No cause of death was provided, but according to The New York Times, Tutu was fighting a long battle with prostate cancer.

Tutu was ordained an Anglican priest in 1961, consecrated bishop in 1975, and installed as Archbishop of Cape Town in 1986. He received the Nobel Peace Prize in 1984 for his nonviolent activism in the anti-apartheid movement.

In 1990, former South African President FW de Klerk released Nelson Mandela from prison and took other steps to facilitate the country’s transition to a multiracial democracy. Tutu served from 1996 to 1998 as chairman of the new government’s Truth and Reconciliation Commission, which shed light on injustices committed under the apartheid regime, offering amnesty to perpetrators and restitution to victims according to claims. principles of “restorative justice”.

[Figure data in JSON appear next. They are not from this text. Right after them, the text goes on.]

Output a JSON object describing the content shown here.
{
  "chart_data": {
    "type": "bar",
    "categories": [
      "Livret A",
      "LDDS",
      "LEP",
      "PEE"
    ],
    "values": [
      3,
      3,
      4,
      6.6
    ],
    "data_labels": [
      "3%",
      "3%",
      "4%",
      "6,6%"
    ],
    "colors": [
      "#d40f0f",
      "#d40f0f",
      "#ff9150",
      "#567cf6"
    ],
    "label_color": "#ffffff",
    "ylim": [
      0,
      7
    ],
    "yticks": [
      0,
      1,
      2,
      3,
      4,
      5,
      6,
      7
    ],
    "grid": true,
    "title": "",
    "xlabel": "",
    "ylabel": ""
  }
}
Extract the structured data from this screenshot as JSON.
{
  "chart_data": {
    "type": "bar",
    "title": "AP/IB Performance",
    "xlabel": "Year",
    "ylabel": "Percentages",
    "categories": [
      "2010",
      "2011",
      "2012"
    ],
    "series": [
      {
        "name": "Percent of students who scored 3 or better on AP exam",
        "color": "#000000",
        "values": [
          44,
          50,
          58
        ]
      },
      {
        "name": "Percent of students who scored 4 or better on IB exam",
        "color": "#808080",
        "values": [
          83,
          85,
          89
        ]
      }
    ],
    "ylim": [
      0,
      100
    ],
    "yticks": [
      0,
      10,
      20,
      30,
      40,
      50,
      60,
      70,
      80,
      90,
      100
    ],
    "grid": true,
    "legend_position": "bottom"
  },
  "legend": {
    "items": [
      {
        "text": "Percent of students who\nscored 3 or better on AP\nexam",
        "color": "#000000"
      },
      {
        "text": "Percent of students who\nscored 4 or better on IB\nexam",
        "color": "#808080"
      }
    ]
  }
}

Even after his retirement from his civil and ecclesiastical functions, Tutu remained active. He publicly opposed several of Mandela’s presidential successors, defended gay rights, and opposed Israel’s occupation of Palestine.

South African President Cyril Ramaphosa posted a tweet announcing Tutu’s death and call he “a leader of principle and pragmatism who gave meaning to the biblical idea that faith without works is dead.” Ramaphosa too referred to Tutu’s death as “another chapter of mourning in our nation’s farewell to a generation of exceptional South Africans who left us a liberated South Africa”. FW de Klerk passed away last month.

Tutu is survived by four children, seven grandchildren and his wife, Nomalizo Leah Shenxane, with whom he has been married for over 65 years.